Он изрек эти слова не слишком громко и с торжеством поглядел на Эша, более того: он распрямил смиренно согбенные плечи и оказался почти одного роста с Эшем. Фендрих, который держал под мышкой библию, взирал на Людвига Гёдике лихорадочными глазами чахоточного больного; он даже дотронулся до мундира Людвига, словно бы желая убедиться, что Гёдике стоит перед ним во плоти. Гёдике же вел себя так, точно все уже давно известно и хлопотать тут больше не о чем; он и без того исполнил все, что от него требовалось, и дело оказалось не таким уж и трудным; зато теперь можно отдохнуть. И вот он запросто присел на краю теплицы, ожидая, что Замвальд расположится обок с ним.
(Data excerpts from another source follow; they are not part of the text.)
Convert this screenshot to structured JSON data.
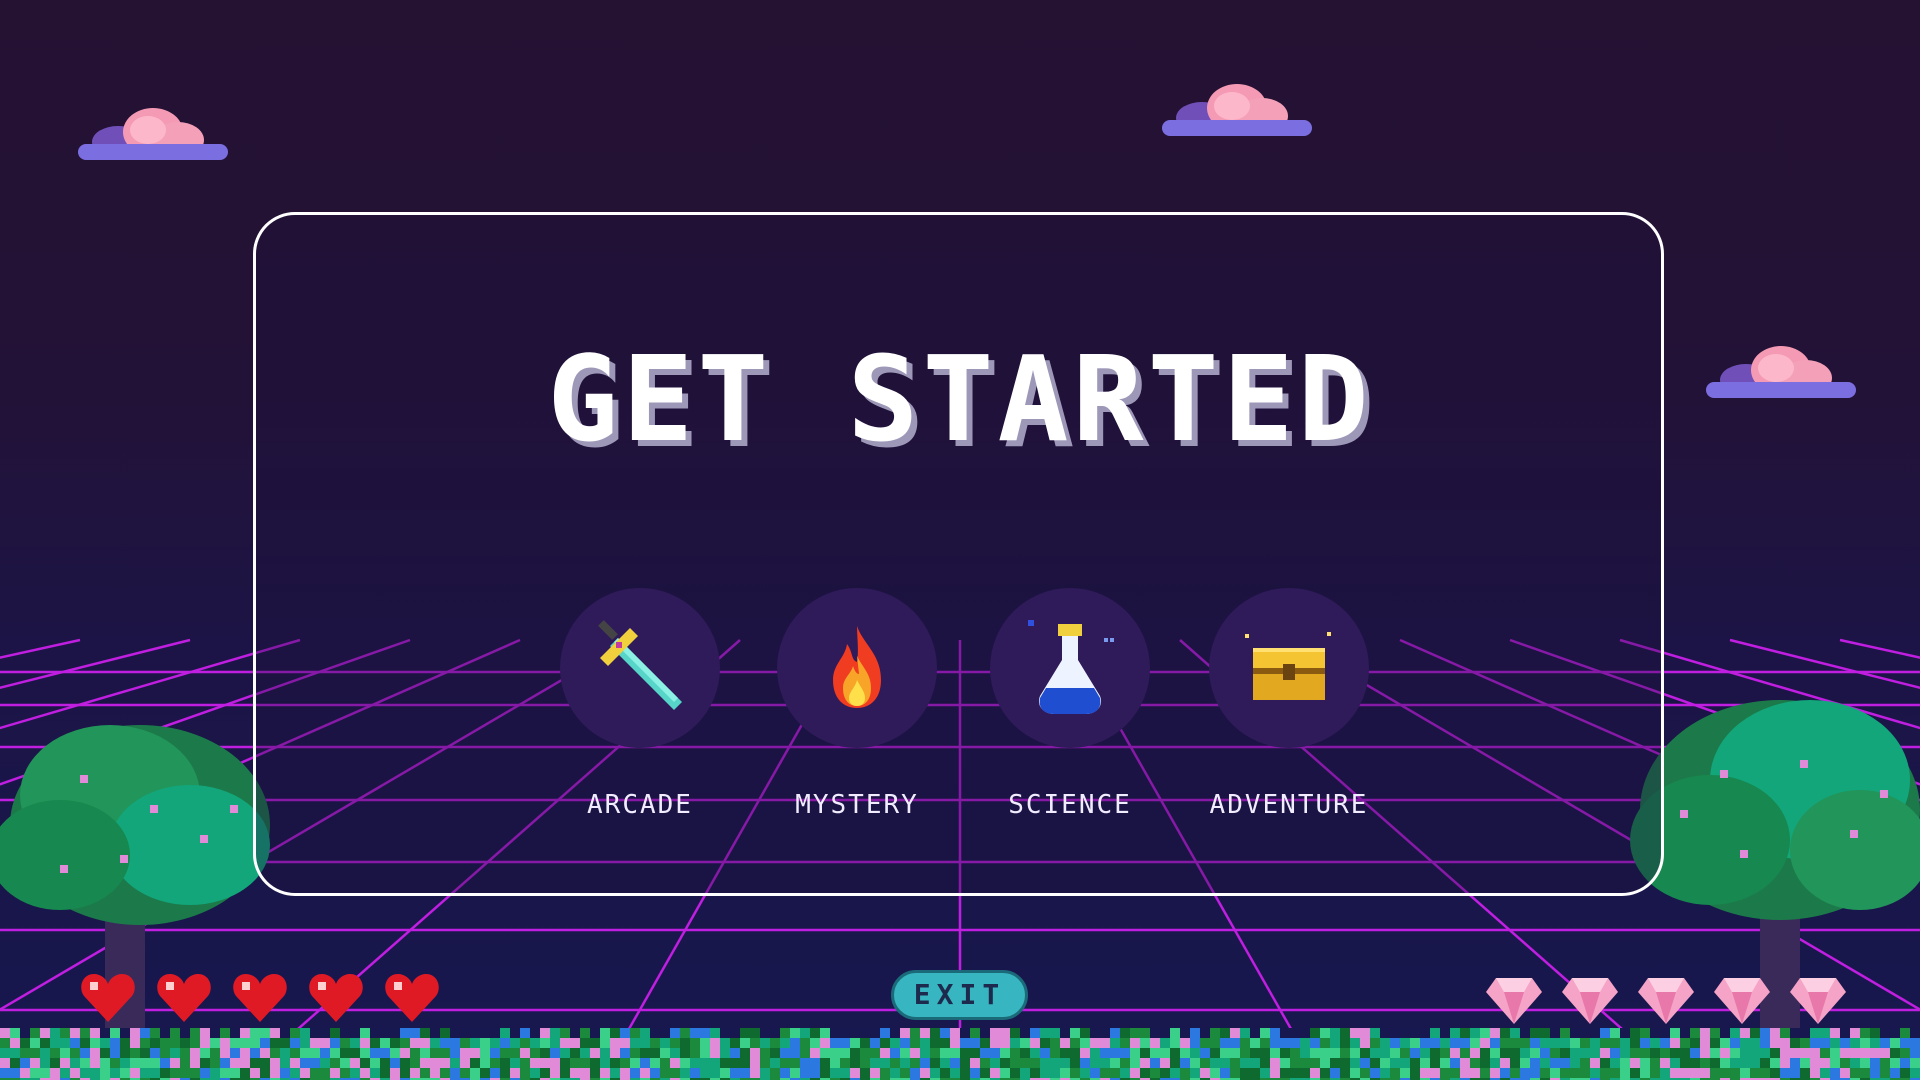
{
  "title": "GET STARTED",
  "categories": [
    {
      "label": "ARCADE",
      "icon": "sword-icon"
    },
    {
      "label": "MYSTERY",
      "icon": "fire-icon"
    },
    {
      "label": "SCIENCE",
      "icon": "potion-flask-icon"
    },
    {
      "label": "ADVENTURE",
      "icon": "treasure-chest-icon"
    }
  ],
  "lives": {
    "count": 5,
    "icon": "heart-icon",
    "color": "#e01a25"
  },
  "gems": {
    "count": 5,
    "icon": "diamond-icon",
    "color": "#f6a3c8"
  },
  "exit_label": "EXIT",
  "colors": {
    "grid": "#c01ee0",
    "panel_border": "#ffffff",
    "circle": "#2f1a5a",
    "exit_bg": "#37b5c0"
  }
}
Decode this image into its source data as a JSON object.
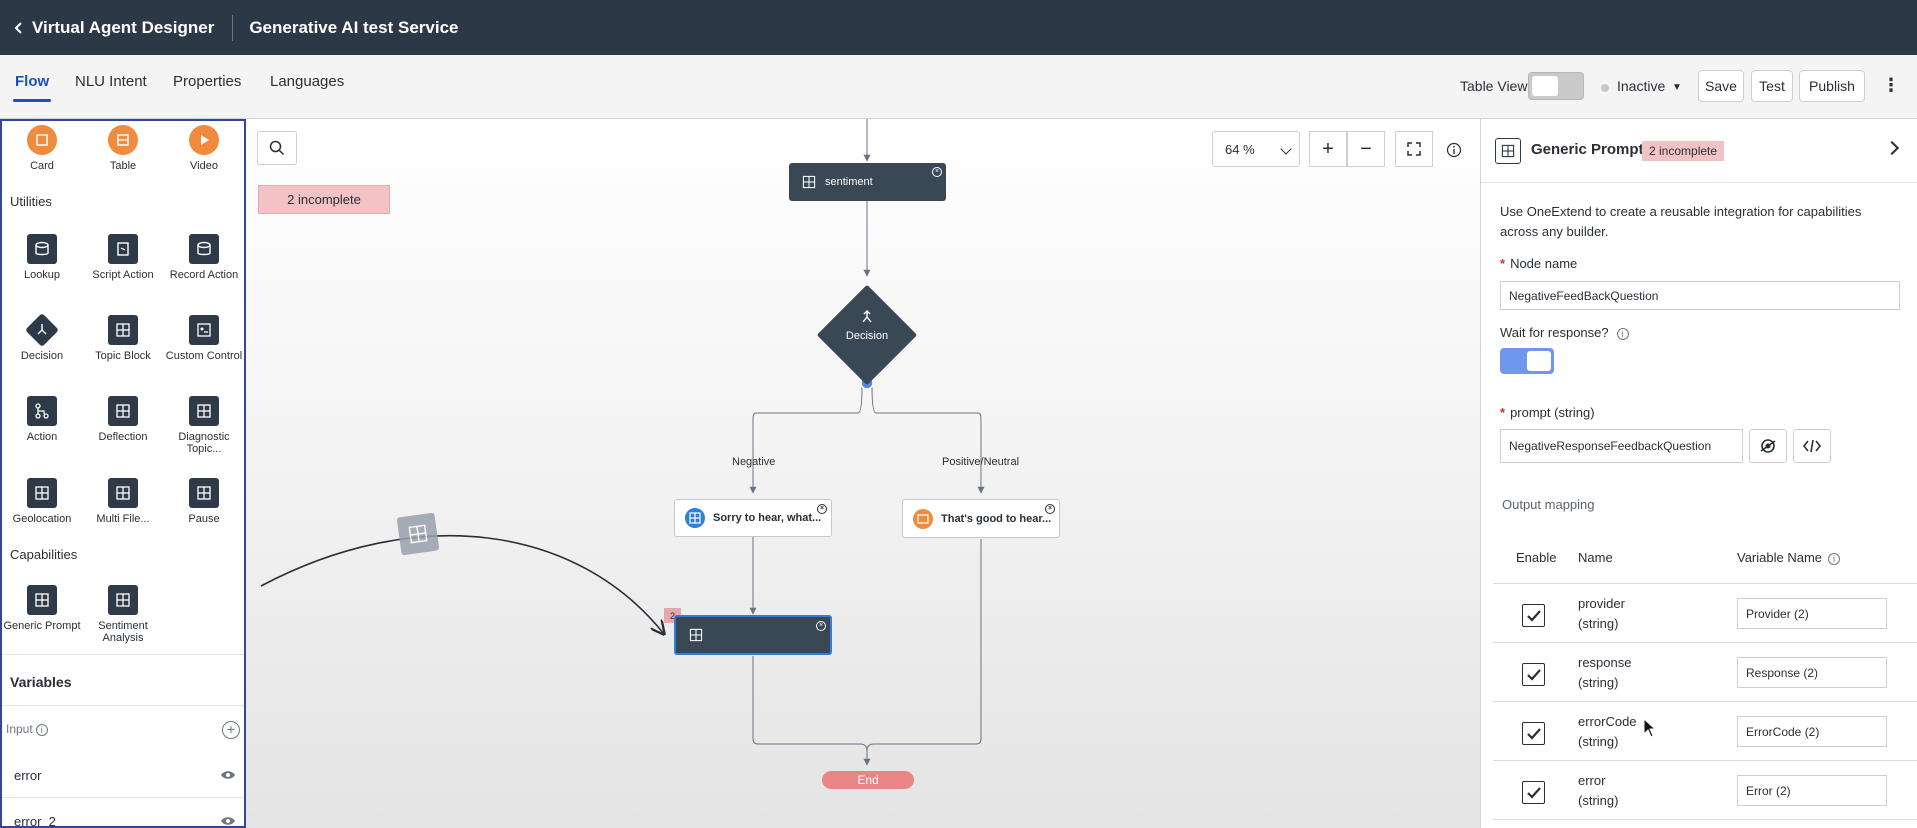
{
  "topbar": {
    "app_title": "Virtual Agent Designer",
    "service_title": "Generative AI test Service"
  },
  "tabs": [
    {
      "label": "Flow",
      "active": true
    },
    {
      "label": "NLU Intent",
      "active": false
    },
    {
      "label": "Properties",
      "active": false
    },
    {
      "label": "Languages",
      "active": false
    }
  ],
  "toolbar": {
    "table_view_label": "Table View",
    "table_view_on": false,
    "status_label": "Inactive",
    "save_label": "Save",
    "test_label": "Test",
    "publish_label": "Publish"
  },
  "palette": {
    "top_items": [
      "Card",
      "Table",
      "Video"
    ],
    "utilities_heading": "Utilities",
    "utilities": [
      {
        "label": "Lookup",
        "icon": "database-icon"
      },
      {
        "label": "Script Action",
        "icon": "script-icon"
      },
      {
        "label": "Record Action",
        "icon": "record-icon"
      },
      {
        "label": "Decision",
        "icon": "decision-icon"
      },
      {
        "label": "Topic Block",
        "icon": "grid-icon"
      },
      {
        "label": "Custom Control",
        "icon": "custom-control-icon"
      },
      {
        "label": "Action",
        "icon": "action-icon"
      },
      {
        "label": "Deflection",
        "icon": "grid-icon"
      },
      {
        "label": "Diagnostic Topic...",
        "icon": "grid-icon"
      },
      {
        "label": "Geolocation",
        "icon": "grid-icon"
      },
      {
        "label": "Multi File...",
        "icon": "grid-icon"
      },
      {
        "label": "Pause",
        "icon": "grid-icon"
      }
    ],
    "capabilities_heading": "Capabilities",
    "capabilities": [
      {
        "label": "Generic Prompt",
        "icon": "grid-icon"
      },
      {
        "label": "Sentiment Analysis",
        "icon": "grid-icon"
      }
    ],
    "variables_heading": "Variables",
    "input_label": "Input",
    "variables": [
      "error",
      "error_2"
    ]
  },
  "canvas": {
    "incomplete_banner": "2 incomplete",
    "zoom": "64 %",
    "nodes": {
      "sentiment": "sentiment",
      "decision": "Decision",
      "negative_branch": "Negative",
      "positive_branch": "Positive/Neutral",
      "sorry_node": "Sorry to hear, what...",
      "good_node": "That's good to hear...",
      "new_node_badge": "2",
      "end": "End"
    }
  },
  "properties": {
    "title": "Generic Prompt",
    "badge": "2 incomplete",
    "description": "Use OneExtend to create a reusable integration for capabilities across any builder.",
    "node_name_label": "Node name",
    "node_name_value": "NegativeFeedBackQuestion",
    "wait_label": "Wait for response?",
    "wait_on": true,
    "prompt_label": "prompt  (string)",
    "prompt_value": "NegativeResponseFeedbackQuestion",
    "output_mapping_label": "Output mapping",
    "columns": {
      "enable": "Enable",
      "name": "Name",
      "variable": "Variable Name"
    },
    "rows": [
      {
        "name": "provider",
        "type": "(string)",
        "variable": "Provider (2)",
        "enabled": true
      },
      {
        "name": "response",
        "type": "(string)",
        "variable": "Response (2)",
        "enabled": true
      },
      {
        "name": "errorCode",
        "type": "(string)",
        "variable": "ErrorCode (2)",
        "enabled": true
      },
      {
        "name": "error",
        "type": "(string)",
        "variable": "Error (2)",
        "enabled": true
      }
    ]
  },
  "colors": {
    "topbar_bg": "#2c3845",
    "accent_blue": "#1b4fbf",
    "node_dark": "#3a4755",
    "incomplete_pink": "#f2c2c5",
    "end_red": "#e88686",
    "palette_orange": "#f08a3c",
    "toggle_on": "#6f97ee"
  }
}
Замвальд сказал:
— Он утомился.
А долговязый Эш вернулся во двор и крикнул оттуда жене, которая была на кухне, чтобы принесла им кофейку. Жена Эша принесла кофе, потом они позвали из типографии Линднера, дабы и он попил со всеми кофейку, и, обступив сидящего на краю теплицы Людвига Гёдике, глядели, как тот пьет. Один только Гёдике видел не то, что все. И когда Гёдике напился кофе и утолил свою жажду, Замвальд снова взял его за руку, и они пустились в обратный путь к нему в лазарет. Они шли осторожно, и Замвальд следил, чтобы Гёдике не ступал на острую щебенку посередине дороги. Время от времени они останавливались передохнуть. И когда Замвальд улыбался своему спутнику, тот уж больше не отворачивался от него.
Фильсманы
Фридрих Иоганн приходил из литейной с черными руками, и от него припахивало железом. И хотя было время строительной лихорадки, они и не помышляли когда-нибудь обменять свои три комнаты на другую квартиру. Просто Фридрих Иоганн стал все реже надевать свою кургузую замасленную куртку и все чаще наведываться в город. Да, контора к тому времени сделалась для них тесновата, им пришлось строить для себя загородный дом… и еще им не терпелось скорее покинуть жилище, где умер их первенец. Бригитта и Герберт родились уже на вилле, они были довольно хрупкими созданиями. И старую фрау Фильсмап разбирал смех при мысли, что у нее, Антонии Фнльсман, урожденной Бэрер, такие хрупкие дети. А тут как раз замаячил переезд в городской дом, построенный на рубеже веков, в пору, которую называли тогда fin de siecle,[18] но что ей этот дом, если дети больше не рождались.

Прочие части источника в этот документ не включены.